For index notation and tensors, the Shaum's Outline on Tensor Calculus
by David C. Kay is very thorough and chock full of worked examples.
But you can have your cake and eat it too: there is a Dover (cheap!)
book called "Vectors, Tensors, and the Basic Equations of Fluid
Mechanics" (or something very close to that). I don't recall the
author's name.
Christopher Tong
> But you can have your cake and eat it too: there is a Dover (cheap!)
> book called "Vectors, Tensors, and the Basic Equations of Fluid
> Mechanics" (or something very close to that). I don't recall the
> author's name.
The author is Rutherford Aris. Good book.
Robert Martinez
Paul Arendt wrote in message <8jgdr0$a37$1...@newshost.nmt.edu>...

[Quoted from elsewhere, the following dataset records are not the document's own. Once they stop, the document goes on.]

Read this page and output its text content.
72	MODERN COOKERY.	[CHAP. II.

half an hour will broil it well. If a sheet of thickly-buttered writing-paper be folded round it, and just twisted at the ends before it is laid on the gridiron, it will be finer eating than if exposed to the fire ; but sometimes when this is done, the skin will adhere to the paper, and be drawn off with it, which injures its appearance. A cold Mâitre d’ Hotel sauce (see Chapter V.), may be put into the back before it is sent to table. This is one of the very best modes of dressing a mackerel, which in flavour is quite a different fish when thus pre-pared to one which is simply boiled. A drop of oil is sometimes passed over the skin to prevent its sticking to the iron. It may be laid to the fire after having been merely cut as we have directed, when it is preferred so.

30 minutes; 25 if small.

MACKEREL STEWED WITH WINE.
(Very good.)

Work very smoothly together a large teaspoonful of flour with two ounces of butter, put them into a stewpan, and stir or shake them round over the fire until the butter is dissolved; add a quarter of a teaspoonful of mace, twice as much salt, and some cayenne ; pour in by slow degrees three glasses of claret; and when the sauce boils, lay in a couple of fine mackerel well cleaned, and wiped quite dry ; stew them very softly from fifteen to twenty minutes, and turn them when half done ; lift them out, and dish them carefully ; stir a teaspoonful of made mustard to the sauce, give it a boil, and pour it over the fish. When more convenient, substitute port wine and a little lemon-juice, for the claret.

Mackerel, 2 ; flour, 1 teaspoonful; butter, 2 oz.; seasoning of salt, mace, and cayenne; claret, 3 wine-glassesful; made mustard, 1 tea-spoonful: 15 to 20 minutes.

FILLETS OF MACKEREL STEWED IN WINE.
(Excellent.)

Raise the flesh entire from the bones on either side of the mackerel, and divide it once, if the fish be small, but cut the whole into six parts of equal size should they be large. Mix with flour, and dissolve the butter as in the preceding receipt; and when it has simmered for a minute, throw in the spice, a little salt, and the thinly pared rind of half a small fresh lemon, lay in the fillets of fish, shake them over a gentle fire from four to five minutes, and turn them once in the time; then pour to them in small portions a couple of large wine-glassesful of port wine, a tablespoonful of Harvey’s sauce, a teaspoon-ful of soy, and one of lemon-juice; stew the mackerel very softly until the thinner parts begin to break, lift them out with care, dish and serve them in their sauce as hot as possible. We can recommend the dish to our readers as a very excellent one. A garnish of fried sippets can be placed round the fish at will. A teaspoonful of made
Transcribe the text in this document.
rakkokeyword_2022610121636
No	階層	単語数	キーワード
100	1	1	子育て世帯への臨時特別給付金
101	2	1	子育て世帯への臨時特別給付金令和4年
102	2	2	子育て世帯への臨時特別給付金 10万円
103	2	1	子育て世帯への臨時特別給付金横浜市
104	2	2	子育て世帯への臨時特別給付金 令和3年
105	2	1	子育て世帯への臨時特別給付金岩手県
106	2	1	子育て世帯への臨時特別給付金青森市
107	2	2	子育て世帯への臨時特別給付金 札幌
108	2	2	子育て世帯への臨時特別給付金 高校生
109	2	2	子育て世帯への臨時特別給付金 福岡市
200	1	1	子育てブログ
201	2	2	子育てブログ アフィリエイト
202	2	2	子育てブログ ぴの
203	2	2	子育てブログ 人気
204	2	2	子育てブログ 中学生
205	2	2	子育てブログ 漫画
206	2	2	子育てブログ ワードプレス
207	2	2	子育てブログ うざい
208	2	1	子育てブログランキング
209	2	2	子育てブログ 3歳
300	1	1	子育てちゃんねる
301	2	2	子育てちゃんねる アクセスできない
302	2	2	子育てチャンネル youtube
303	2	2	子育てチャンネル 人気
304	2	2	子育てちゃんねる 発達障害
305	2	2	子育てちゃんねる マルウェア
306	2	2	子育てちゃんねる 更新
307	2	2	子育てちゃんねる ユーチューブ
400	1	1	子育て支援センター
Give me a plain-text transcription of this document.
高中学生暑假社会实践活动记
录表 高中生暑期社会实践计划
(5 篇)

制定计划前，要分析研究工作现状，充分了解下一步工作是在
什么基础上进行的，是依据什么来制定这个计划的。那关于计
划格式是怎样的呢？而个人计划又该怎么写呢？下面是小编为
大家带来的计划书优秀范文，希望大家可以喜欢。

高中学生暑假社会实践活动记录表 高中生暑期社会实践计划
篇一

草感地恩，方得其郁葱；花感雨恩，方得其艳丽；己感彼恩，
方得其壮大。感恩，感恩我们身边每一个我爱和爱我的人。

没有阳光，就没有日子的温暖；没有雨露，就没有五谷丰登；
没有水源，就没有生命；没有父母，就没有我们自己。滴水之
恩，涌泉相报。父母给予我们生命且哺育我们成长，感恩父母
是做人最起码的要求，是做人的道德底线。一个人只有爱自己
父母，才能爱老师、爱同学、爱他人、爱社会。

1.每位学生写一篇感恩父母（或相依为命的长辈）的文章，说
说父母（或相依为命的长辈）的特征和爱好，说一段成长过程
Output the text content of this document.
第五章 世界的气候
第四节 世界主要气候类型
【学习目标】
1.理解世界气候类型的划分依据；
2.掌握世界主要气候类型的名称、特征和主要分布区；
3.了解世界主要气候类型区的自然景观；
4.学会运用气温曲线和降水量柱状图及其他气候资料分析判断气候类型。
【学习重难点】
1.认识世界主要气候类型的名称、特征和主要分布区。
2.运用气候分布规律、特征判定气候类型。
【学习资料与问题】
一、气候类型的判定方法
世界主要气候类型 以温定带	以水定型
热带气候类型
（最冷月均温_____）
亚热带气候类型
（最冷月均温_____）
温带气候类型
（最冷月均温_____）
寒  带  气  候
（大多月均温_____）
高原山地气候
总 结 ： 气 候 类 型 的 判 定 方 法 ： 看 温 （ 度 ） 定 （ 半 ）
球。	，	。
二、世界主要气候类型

>WJPII <wj...@aol.com> wrote:
>>What is the vector form of the basic equations of fluid mechanics...
>>
>>...maybe someon could
>>point me to a book that gives a thourough, slow paced introduction of
indices
>>notation and tensors. Preferably such a book would focus on this topic and
>>not have a specific application (like fluid mechanics) as a major goal of
>>the book.
>
>For index notation and tensors, the Shaum's Outline on Tensor Calculus
>by David C. Kay is very thorough and chock full of worked examples.
>book called "Vectors, Tensors, and the Basic Equations of Fluid
>Mechanics" (or something very close to that). I don't recall the
>author's name.
>
The author's name is Rutherford Aris and you can get it at your local Barnes
& Noble for $10. It's very well written.